"Marshall takes issue with The Post's reporting that "contrary to Wilson's assertions . . . the CIA did not tell the White House it had qualms about the reliability of the African intelligence that made its way into the 16 fateful words in President Bush's January 2003 State of the Union address." Actually, the CIA fought hard, and successfully, to keep the material about Africa, aspects of which were a matter of dispute, out of a major speech Bush gave in October 2002. But the Senate study points out that in January 2003, the CIA, which still believed Iraq was probably seeking uranium from Africa, did not tell the White House to take out those 16 words from the State of the Union address and that then-CIA Director George Tenet had not even read the speech beforehand." http://www.washingtonpost.com/wp-dyn/articles/A58334-2004Jul17.htmlShorter: You can't expect the WH to remember what intel is questionable, they're stupid. It's CIA's job to keep the WH in line, always!
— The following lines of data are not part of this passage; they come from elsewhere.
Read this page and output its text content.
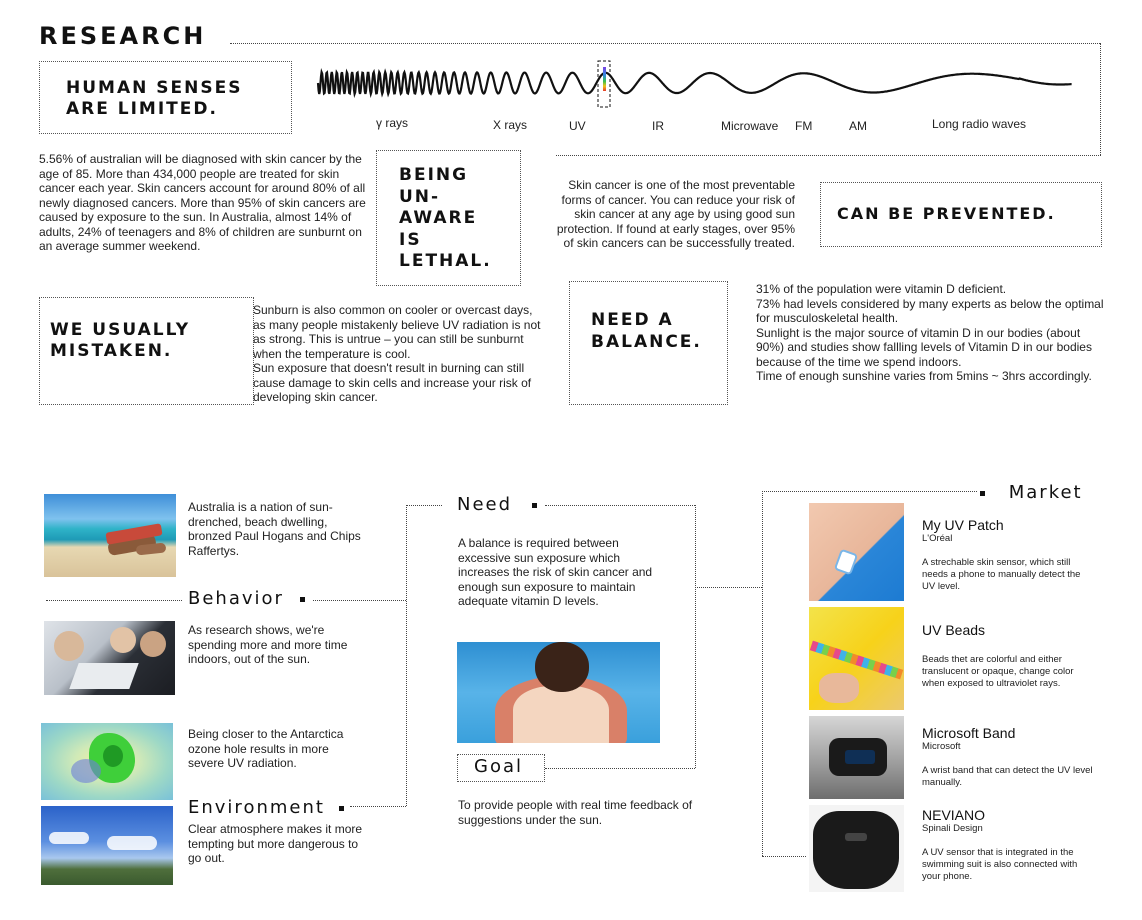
RESEARCH
γ rays	X rays	UV	IR	Microwave FM	AM	Long radio waves
HUMAN SENSES ARE LIMITED.
5.56% of australian will be diagnosed with skin cancer by the age of 85. More than 434,000 people are treated for skin cancer each year. Skin cancers account for around 80% of all newly diagnosed cancers. More than 95% of skin cancers are caused by exposure to the sun. In Australia, almost 14% of adults, 24% of teenagers and 8% of children are sunburnt on an average summer weekend.
BEING UN- AWARE IS LETHAL.
Skin cancer is one of the most preventable forms of cancer. You can reduce your risk of skin cancer at any age by using good sun protection. If found at early stages, over 95% of skin cancers can be successfully treated.
CAN BE PREVENTED.
WE USUALLY MISTAKEN.
Sunburn is also common on cooler or overcast days, as many people mistakenly believe UV radiation is not as strong. This is untrue – you can still be sunburnt when the temperature is cool.
Sun exposure that doesn't result in burning can still cause damage to skin cells and increase your risk of developing skin cancer.
NEED A BALANCE.
31% of the population were vitamin D deficient.
73% had levels considered by many experts as below the optimal for musculoskeletal health.
Sunlight is the major source of vitamin D in our bodies (about 90%) and studies show fallling levels of Vitamin D in our bodies because of the time we spend indoors.
Time of enough sunshine varies from 5mins ~ 3hrs accordingly.
Australia is a nation of sun-drenched, beach dwelling, bronzed Paul Hogans and Chips Raffertys.
Behavior
As research shows, we're spending more and more time indoors, out of the sun.
Being closer to the Antarctica ozone hole results in more severe UV radiation.
Environment
Clear atmosphere makes it more tempting but more dangerous to go out.
Need
A balance is required between excessive sun exposure which increases the risk of skin cancer and enough sun exposure to maintain adequate vitamin D levels.
Goal
To provide people with real time feedback of suggestions under the sun.
Market
My UV Patch
L'Oréal
A strechable skin sensor, which still needs a phone to manually detect the UV level.
UV Beads
Beads thet are colorful and either translucent or opaque, change color when exposed to ultraviolet rays.
Microsoft Band
Microsoft
A wrist band that can detect the UV level manually.
NEVIANO
Spinali Design
A UV sensor that is integrated in the swimming suit is also connected with your phone.
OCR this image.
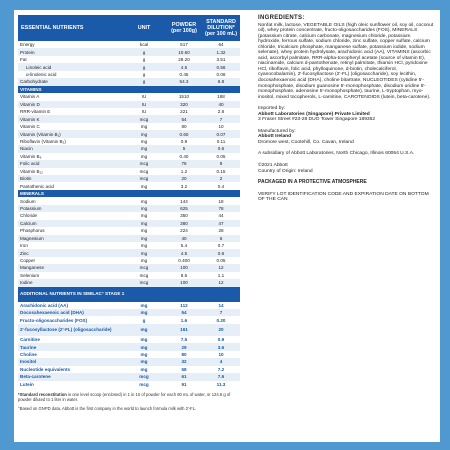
ESSENTIAL NUTRIENTS	UNIT	POWDER (per 100g)	STANDARD DILUTION* (per 100 mL)
Energy	kcal	517	64
Protein	g	10.60	1.32
Fat	g	28.20	3.51
Linoleic acid	g	4.5	0.56
α-linolenic acid	g	0.45	0.06
Carbohydrate	g	54.3	6.8
VITAMINS			
Vitamin A	IU	1510	188
Vitamin D	IU	320	40
RRR-vitamin E	IU	221	2.8
Vitamin K	mcg	54	7
Vitamin C	mg	80	10
Vitamin (Vitamin B₁)	mg	0.60	0.07
Riboflavin (Vitamin B₂)	mg	0.9	0.11
Niacin	mg	5	0.6
Vitamin B₆	mg	0.40	0.05
Folic acid	mcg	76	9
Vitamin B₁₂	mcg	1.2	0.15
Biotin	mcg	20	2
Pantothenic acid	mg	3.2	0.4
MINERALS			
Sodium	mg	144	18
Potassium	mg	625	78
Chloride	mg	350	44
Calcium	mg	380	47
Phosphorus	mg	224	28
Magnesium	mg	40	5
Iron	mg	5.4	0.7
Zinc	mg	4.5	0.6
Copper	mg	0.400	0.05
Manganese	mcg	100	12
Selenium	mcg	8.6	1.1
Iodine	mcg	100	12
ADDITIONAL NUTRIENTS IN SIMILAC° STAGE 1			
Arachidonic acid (AA)	mg	112	14
Docosahexaenoic acid (DHA)	mg	54	7
Fructo-oligosaccharides (FOS)	g	1.6	0.20
2'-fucosyllactose (2'-FL) (oligosaccharide)	mg	161	20
Carnitine	mg	7.5	0.9
Taurine	mg	29	3.6
Choline	mg	80	10
Inositol	mg	32	4
Nucleotide equivalents	mg	58	7.2
Beta-carotene	mcg	61	7.6
Lutein	mcg	91	11.3
*Standard reconstitution is one level scoop (enclosed) in 1 in 10 of powder for each 60 mL of water, or 124.6 g of powder diluted to 1 liter in water.
°Based on GNPD data, Abbott is the first company in the world to launch formula milk with 2'-FL.
INGREDIENTS:
Nonfat milk, lactose, VEGETABLE OILS (high oleic sunflower oil, soy oil, coconut oil), whey protein concentrate, fructo-oligosaccharides (FOS), MINERALS (potassium citrate, calcium carbonate, magnesium chloride, potassium hydroxide, ferrous sulfate, sodium chloride, zinc sulfate, copper sulfate, calcium chloride, tricalcium phosphate, manganese sulfate, potassium iodide, sodium selenate), whey protein hydrolysate, arachidonic acid (AA), VITAMINS (ascorbic acid, ascorbyl palmitate, RRR-alpha-tocopheryl acetate (source of vitamin E), niacinamide, calcium d-pantothenate, retinyl palmitate, thiamin HCl, pyridoxine HCl, riboflavin, folic acid, phylloquinone, d-biotin, cholecalciferol, cyanocobalamin), 2'-fucosyllactose (2'-FL) (oligosaccharide), soy lecithin, docosahexaenoic acid (DHA), choline bitartrate, NUCLEOTIDES (cytidine 5'-monophosphate, disodium guanosine 5'-monophosphate, disodium uridine 5'-monophosphate, adenosine 5'-monophosphate), taurine, L-tryptophan, myo-inositol, mixed tocopherols, L-carnitine, CAROTENOIDS (lutein, beta-carotene).
Imported by:
Abbott Laboratories (Singapore) Private Limited
3 Fraser Street #23-28 DUO Tower Singapore 189352
Manufactured by:
Abbott Ireland
Dromore west, Cootehill, Co. Cavan, Ireland
A subsidiary of Abbott Laboratories, North Chicago, Illinois 60064 U.S.A.
©2021 Abbott
Country of Origin: Ireland
PACKAGED IN A PROTECTIVE ATMOSPHERE
VERIFY LOT IDENTIFICATION CODE AND EXPIRATION DATE ON BOTTOM OF THE CAN
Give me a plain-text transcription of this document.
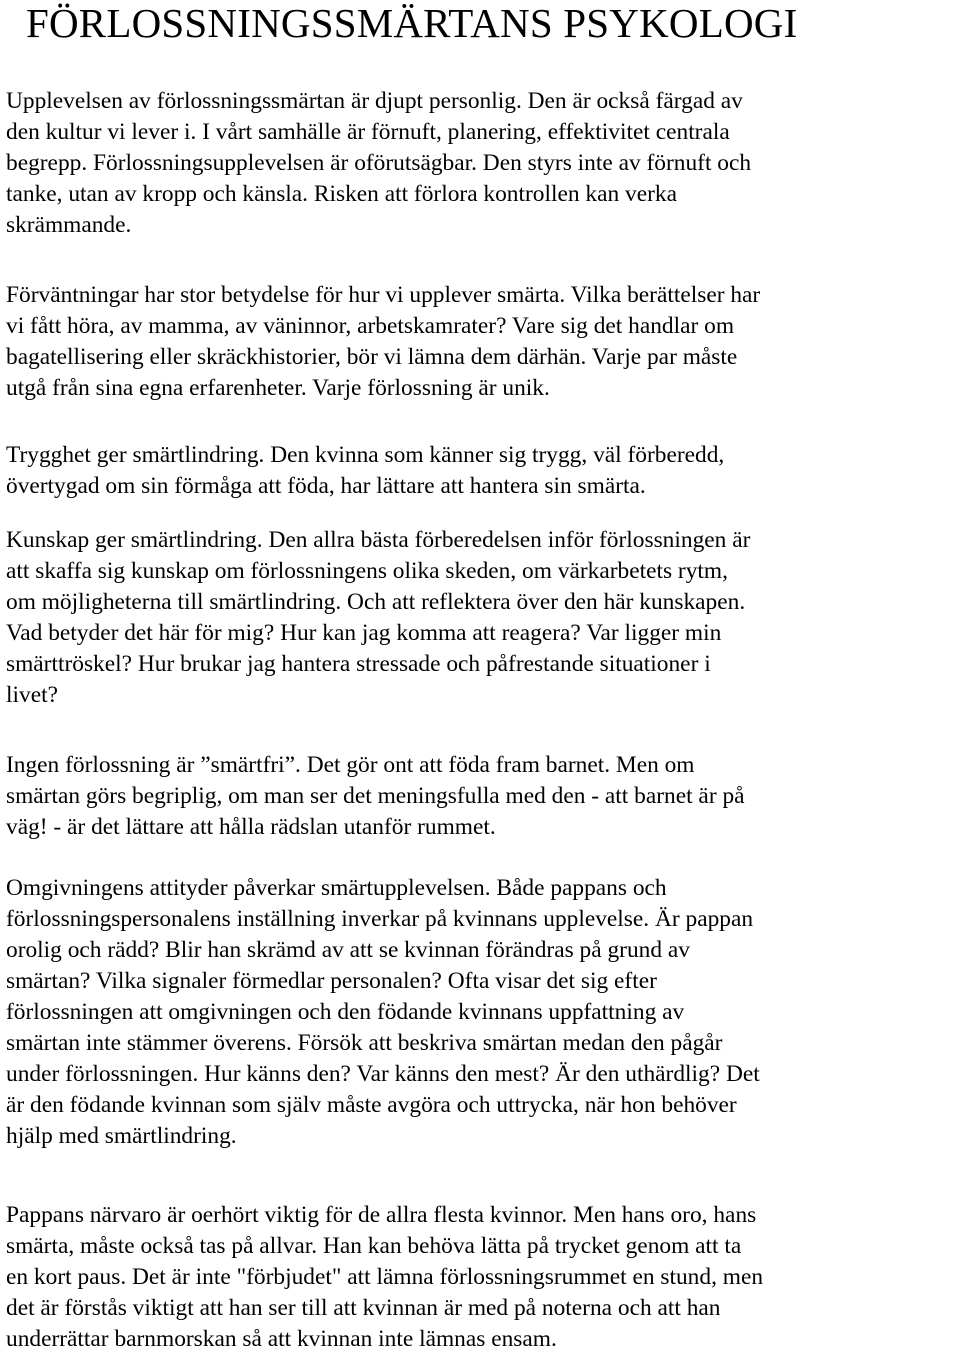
FÖRLOSSNINGSSMÄRTANS PSYKOLOGI

Upplevelsen av förlossningssmärtan är djupt personlig. Den är också färgad av
den kultur vi lever i. I vårt samhälle är förnuft, planering, effektivitet centrala
begrepp. Förlossningsupplevelsen är oförutsägbar. Den styrs inte av förnuft och
tanke, utan av kropp och känsla. Risken att förlora kontrollen kan verka
skrämmande.

Förväntningar har stor betydelse för hur vi upplever smärta. Vilka berättelser har
vi fått höra, av mamma, av väninnor, arbetskamrater? Vare sig det handlar om
bagatellisering eller skräckhistorier, bör vi lämna dem därhän. Varje par måste
utgå från sina egna erfarenheter. Varje förlossning är unik.

Trygghet ger smärtlindring. Den kvinna som känner sig trygg, väl förberedd,
övertygad om sin förmåga att föda, har lättare att hantera sin smärta.

Kunskap ger smärtlindring. Den allra bästa förberedelsen inför förlossningen är
att skaffa sig kunskap om förlossningens olika skeden, om värkarbetets rytm,
om möjligheterna till smärtlindring. Och att reflektera över den här kunskapen.
Vad betyder det här för mig? Hur kan jag komma att reagera? Var ligger min
smärttröskel? Hur brukar jag hantera stressade och påfrestande situationer i
livet?

Ingen förlossning är ”smärtfri”. Det gör ont att föda fram barnet. Men om
smärtan görs begriplig, om man ser det meningsfulla med den - att barnet är på
väg! - är det lättare att hålla rädslan utanför rummet.

Omgivningens attityder påverkar smärtupplevelsen. Både pappans och
förlossningspersonalens inställning inverkar på kvinnans upplevelse. Är pappan
orolig och rädd? Blir han skrämd av att se kvinnan förändras på grund av
smärtan? Vilka signaler förmedlar personalen? Ofta visar det sig efter
förlossningen att omgivningen och den födande kvinnans uppfattning av
smärtan inte stämmer överens. Försök att beskriva smärtan medan den pågår
under förlossningen. Hur känns den? Var känns den mest? Är den uthärdlig? Det
är den födande kvinnan som själv måste avgöra och uttrycka, när hon behöver
hjälp med smärtlindring.

Pappans närvaro är oerhört viktig för de allra flesta kvinnor. Men hans oro, hans
smärta, måste också tas på allvar. Han kan behöva lätta på trycket genom att ta
en kort paus. Det är inte "förbjudet" att lämna förlossningsrummet en stund, men
det är förstås viktigt att han ser till att kvinnan är med på noterna och att han
underrättar barnmorskan så att kvinnan inte lämnas ensam.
Again, everybody - from the SSCI report, page 56:
<George Tenet> called the Deputy National Security Advisor directly to outline the CIA's concerns. On July 16, 2003, the DCI testified before the SSCI that he told the Deputy National Security Advisor that the "President should not be a fact witness on this issue," because his analysts had told him the "reporting was weak." The NSC then removed the uranium reference from the draft of the speech.